Getting to Good Enough with Homebrew Tools
Being a small company, we’re constantly looking for ways to save money in capital expenditures (sure, people cost money too, but the culture we’ve created here at Cirrascale means people work hard and go above and beyond…so labor costs for internal projects are often absorbed pretty easily). For immediate, high-priority issues, we obviously do whatever it takes (including throwing money at the problem), but long-term our goal is to be lean – don’t have large or recurring expenses if they aren’t necessary.
In the past few weeks, I’ve been trying to recreate an issue one of our customers reported related to intermittent network problems when using 10GBaseT. After the typical first steps of verifying that the components, firmware, and associated networking gear were all at the latest versions, and ruling out software and user errors, it was clear that the symptoms the customer was reporting were genuine, but that the source was non-obvious. This set me down the path of trying to recreate the issue in our lab, which is difficult given the complexity and scale of the environment at the customer site – there was really no practical way to simulate their environment on a small scale and then narrow things down from there. In unfortunate situations like this, it means the testing starts out ad-hoc so that we can get maximum coverage at various test points just to see which elements the problem is sensitive to.
Since this is an issue that manifests itself as network related problems, of course the starting point for our test setup was to run streams of packets through the system and try and spot errors. The trusty iperf is a quick way to generate traffic, with ethtool(8) and ifconfig(8) providing the “are there errors?” side of things. After firing up traffic and abusing our systems in a variety of different ways, we were unable to generate errors here in our lab. Seriously…zero errors. Nada. Zilch. Yet the customer was reporting errors in (what I think is) a far less demanding environment than what we had tortured our systems with in our lab. Even using suspect parts from the customer equipment (“Maybe this board is bad…try that in the test setup!”), no errors became evident. Something else was needed to try and figure this problem out.
Thanks to our really helpful friends at Ixia, we were able to setup a number of blades in a BladeRack 2 Series Platform with continual 10Gbps traffic flowing through them, and monitor every frame for errors. Due to the way the Ixia product works (FPGA’s making raw frames and sending them to the PHY), after re-running the same types of tests that didn’t cause errors previously, we were now able to see errors. Yay! There was now a repeatable way to cause errors to happen, and the nature of the errors aligned well with the symptoms the customer was seeing. From there, it was a relatively quick path to understand the problem, and come up with solutions.
What does this have to do with trying to be wise with company money?
With the immediate customer problem taken care of, the obvious question became “How did we miss this in the design phase?” quickly followed by “How can we catch this (and similar things) next time?” The first question has some pretty interesting answers, but is a tale for another time (over a stiff drink…). The second question is at least partially answered by having a suitable test harness available so that we can verify the problem doesn’t crop up again in newly built and newly designed products.

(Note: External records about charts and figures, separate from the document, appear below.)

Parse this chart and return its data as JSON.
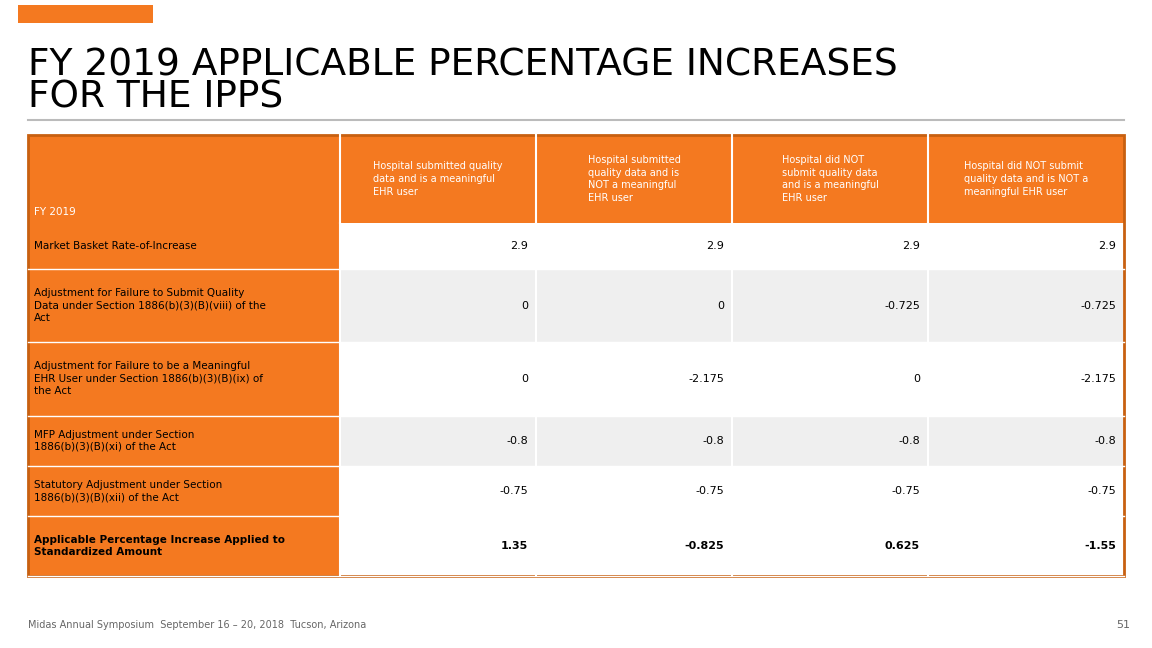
{
  "title_line1": "FY 2019 APPLICABLE PERCENTAGE INCREASES",
  "title_line2": "FOR THE IPPS",
  "title_color": "#000000",
  "title_fontsize": 28,
  "bg_color": "#ffffff",
  "orange_color": "#F47920",
  "orange_dark": "#C86010",
  "light_gray": "#efefef",
  "white": "#ffffff",
  "footer_text": "Midas Annual Symposium  September 16 – 20, 2018  Tucson, Arizona",
  "page_number": "51",
  "header_row": [
    "FY 2019",
    "Hospital submitted quality\ndata and is a meaningful\nEHR user",
    "Hospital submitted\nquality data and is\nNOT a meaningful\nEHR user",
    "Hospital did NOT\nsubmit quality data\nand is a meaningful\nEHR user",
    "Hospital did NOT submit\nquality data and is NOT a\nmeaningful EHR user"
  ],
  "rows": [
    {
      "label": "Market Basket Rate-of-Increase",
      "values": [
        "2.9",
        "2.9",
        "2.9",
        "2.9"
      ],
      "bold": false
    },
    {
      "label": "Adjustment for Failure to Submit Quality\nData under Section 1886(b)(3)(B)(viii) of the\nAct",
      "values": [
        "0",
        "0",
        "-0.725",
        "-0.725"
      ],
      "bold": false
    },
    {
      "label": "Adjustment for Failure to be a Meaningful\nEHR User under Section 1886(b)(3)(B)(ix) of\nthe Act",
      "values": [
        "0",
        "-2.175",
        "0",
        "-2.175"
      ],
      "bold": false
    },
    {
      "label": "MFP Adjustment under Section\n1886(b)(3)(B)(xi) of the Act",
      "values": [
        "-0.8",
        "-0.8",
        "-0.8",
        "-0.8"
      ],
      "bold": false
    },
    {
      "label": "Statutory Adjustment under Section\n1886(b)(3)(B)(xii) of the Act",
      "values": [
        "-0.75",
        "-0.75",
        "-0.75",
        "-0.75"
      ],
      "bold": false
    },
    {
      "label": "Applicable Percentage Increase Applied to\nStandardized Amount",
      "values": [
        "1.35",
        "-0.825",
        "0.625",
        "-1.55"
      ],
      "bold": true
    }
  ]
}
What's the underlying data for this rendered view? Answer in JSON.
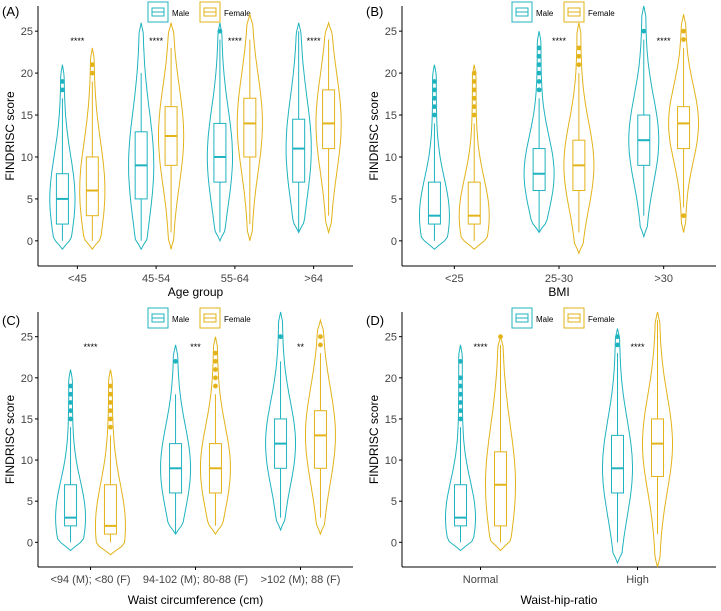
{
  "colors": {
    "male": "#1FB3BF",
    "female": "#E3B31A",
    "axis": "#000000"
  },
  "legend_labels": {
    "male": "Male",
    "female": "Female"
  },
  "y_axis_label": "FINDRISC score",
  "chart_data": [
    {
      "type": "violin",
      "panel": "(A)",
      "xlabel": "Age group",
      "ylabel": "FINDRISC score",
      "ylim": [
        -3,
        28
      ],
      "yticks": [
        0,
        5,
        10,
        15,
        20,
        25
      ],
      "categories": [
        "<45",
        "45-54",
        "55-64",
        ">64"
      ],
      "significance": [
        "****",
        "****",
        "****",
        "****"
      ],
      "series": [
        {
          "name": "Male",
          "min": [
            -1,
            -1,
            0,
            1
          ],
          "max": [
            21,
            26,
            26,
            26
          ],
          "q1": [
            2,
            5,
            7,
            7
          ],
          "median": [
            5,
            9,
            10,
            11
          ],
          "q3": [
            8,
            13,
            14,
            14.5
          ],
          "whisker_low": [
            0,
            0,
            1,
            1
          ],
          "whisker_high": [
            17,
            20,
            24,
            25
          ],
          "outliers": [
            [
              18,
              19
            ],
            [],
            [
              25
            ],
            []
          ]
        },
        {
          "name": "Female",
          "min": [
            -1,
            -1,
            0,
            1
          ],
          "max": [
            23,
            26,
            27,
            26
          ],
          "q1": [
            3,
            9,
            10,
            11
          ],
          "median": [
            6,
            12.5,
            14,
            14
          ],
          "q3": [
            10,
            16,
            17,
            18
          ],
          "whisker_low": [
            0,
            1,
            2,
            3
          ],
          "whisker_high": [
            19,
            23,
            24,
            24
          ],
          "outliers": [
            [
              20,
              21
            ],
            [],
            [],
            []
          ]
        }
      ]
    },
    {
      "type": "violin",
      "panel": "(B)",
      "xlabel": "BMI",
      "ylabel": "FINDRISC score",
      "ylim": [
        -3,
        28
      ],
      "yticks": [
        0,
        5,
        10,
        15,
        20,
        25
      ],
      "categories": [
        "<25",
        "25-30",
        ">30"
      ],
      "significance": [
        "",
        "****",
        "****"
      ],
      "series": [
        {
          "name": "Male",
          "min": [
            -1,
            1,
            0.5
          ],
          "max": [
            21,
            25,
            28
          ],
          "q1": [
            2,
            6,
            9
          ],
          "median": [
            3,
            8,
            12
          ],
          "q3": [
            7,
            11,
            15
          ],
          "whisker_low": [
            0,
            1,
            3
          ],
          "whisker_high": [
            14,
            17,
            24
          ],
          "outliers": [
            [
              15,
              16,
              17,
              18,
              19
            ],
            [
              18,
              19,
              20,
              21,
              22,
              23
            ],
            [
              25
            ]
          ]
        },
        {
          "name": "Female",
          "min": [
            -1,
            -1.5,
            1
          ],
          "max": [
            21,
            26,
            27
          ],
          "q1": [
            2,
            6,
            11
          ],
          "median": [
            3,
            9,
            14
          ],
          "q3": [
            7,
            12,
            16
          ],
          "whisker_low": [
            0,
            1,
            4
          ],
          "whisker_high": [
            14,
            20,
            23
          ],
          "outliers": [
            [
              15,
              16,
              17,
              18,
              19,
              20
            ],
            [
              21,
              22,
              23
            ],
            [
              3,
              24,
              25
            ]
          ]
        }
      ]
    },
    {
      "type": "violin",
      "panel": "(C)",
      "xlabel": "Waist circumference (cm)",
      "ylabel": "FINDRISC score",
      "ylim": [
        -3,
        28
      ],
      "yticks": [
        0,
        5,
        10,
        15,
        20,
        25
      ],
      "categories": [
        "<94 (M); <80 (F)",
        "94-102 (M); 80-88 (F)",
        ">102 (M); 88 (F)"
      ],
      "significance": [
        "****",
        "***",
        "**"
      ],
      "series": [
        {
          "name": "Male",
          "min": [
            -1,
            1,
            1.5
          ],
          "max": [
            21,
            24,
            28
          ],
          "q1": [
            2,
            6,
            9
          ],
          "median": [
            3,
            9,
            12
          ],
          "q3": [
            7,
            12,
            15
          ],
          "whisker_low": [
            0,
            1,
            3
          ],
          "whisker_high": [
            14,
            18,
            22
          ],
          "outliers": [
            [
              15,
              16,
              17,
              18,
              19
            ],
            [
              22
            ],
            [
              25
            ]
          ]
        },
        {
          "name": "Female",
          "min": [
            -1.5,
            1,
            1
          ],
          "max": [
            21,
            25,
            27
          ],
          "q1": [
            1,
            6,
            9
          ],
          "median": [
            2,
            9,
            13
          ],
          "q3": [
            7,
            12,
            16
          ],
          "whisker_low": [
            0,
            2,
            3
          ],
          "whisker_high": [
            13,
            18,
            23
          ],
          "outliers": [
            [
              14,
              15,
              16,
              17,
              18,
              19
            ],
            [
              19,
              20,
              21,
              22,
              23
            ],
            [
              24,
              25
            ]
          ]
        }
      ]
    },
    {
      "type": "violin",
      "panel": "(D)",
      "xlabel": "Waist-hip-ratio",
      "ylabel": "FINDRISC score",
      "ylim": [
        -3,
        28
      ],
      "yticks": [
        0,
        5,
        10,
        15,
        20,
        25
      ],
      "categories": [
        "Normal",
        "High"
      ],
      "significance": [
        "****",
        "****"
      ],
      "series": [
        {
          "name": "Male",
          "min": [
            -1,
            -2.5
          ],
          "max": [
            24,
            26
          ],
          "q1": [
            2,
            6
          ],
          "median": [
            3,
            9
          ],
          "q3": [
            7,
            13
          ],
          "whisker_low": [
            0,
            0
          ],
          "whisker_high": [
            14,
            23
          ],
          "outliers": [
            [
              15,
              16,
              17,
              18,
              19,
              20,
              22
            ],
            [
              24,
              25
            ]
          ]
        },
        {
          "name": "Female",
          "min": [
            -1,
            -3
          ],
          "max": [
            25,
            28
          ],
          "q1": [
            2,
            8
          ],
          "median": [
            7,
            12
          ],
          "q3": [
            11,
            15
          ],
          "whisker_low": [
            0,
            1
          ],
          "whisker_high": [
            24,
            27
          ],
          "outliers": [
            [
              25
            ],
            []
          ]
        }
      ]
    }
  ]
}
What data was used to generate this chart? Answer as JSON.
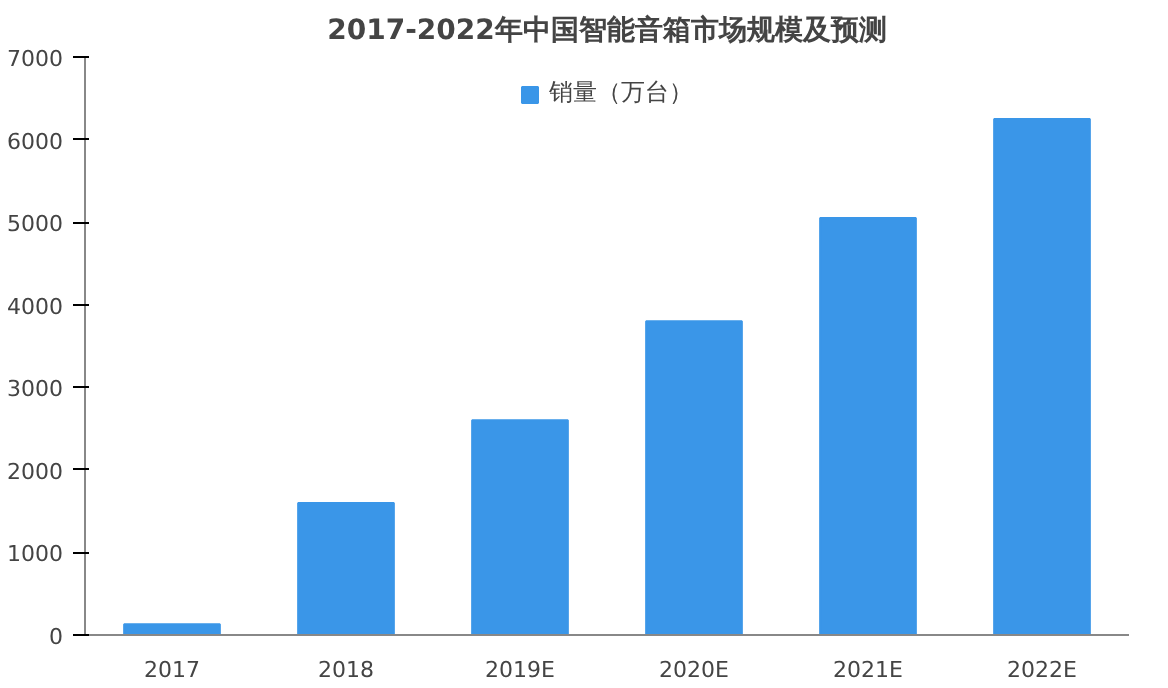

While the Ixia product was fantastic for getting the problem solved quickly, it’s quite an investment to make given that it’s overkill for our usage; for this particular issue we don’t need the advanced capabilities of the product, such as replicating customer workloads, or injecting errors at various levels. What we need is a way to generate high-speed traffic, and monitor for errors. Astute readers may notice that that’s exactly what we tried initially using iperf, ethtool(8), and ifconfig(8) – only to not see any errors. It turns out that while sometimes errors can be so egregious that the NIC driver and OS have visibility to them, what happens more frequently (as a precursor to those errors) are errors between the MAC and PHY. Specifically, the MAC reports that the PHY sent some bogus data, so the MAC filters that erroneous data out…meaning OS and driver level tools (aka ethtool(8) and ifconfig(8)) never see the errors. With the Ixia product, this didn’t happen because the FPGA has, and reports, everything that is happening from the PHY: No errors get ignored. Of course, testing for a longer period (now that we know the conditions which can cause the problem) would undoubtedly show the customer symptoms as well, but a shorter test cycle means higher design and production throughput.
Nearly all of our 10GBaseT solutions involve the use of the Intel X540, because it is an extremely high performance and low cost part. Fortunately for us, Cirrascale and Intel also have a great working partnership, so a quick description of where we’re trying to see errors has Intel providing us with a tool that can show exactly that (in addition to generate lots of network traffic while using relatively little CPU resources!). This enables us to take these relatively low-cost NICs, combined with other COTS parts, and build a test harness that can look for errors exactly where we want.
In the end, we have a homebrew solution which required negligible capital outlay (we had most the components already laying around our lab), and is easily repeatable…we could make another one just like it (that’s what we do here afterall!) as many times as we need to to satisfy our testing demands. There are obviously downsides, like not having as user-friendly of an interface as the commercial tools and not having nearly as many options and knobs. For us, the solution is optimal though – it is tailored for our needs. It’s by no means perfect, but it’s good enough.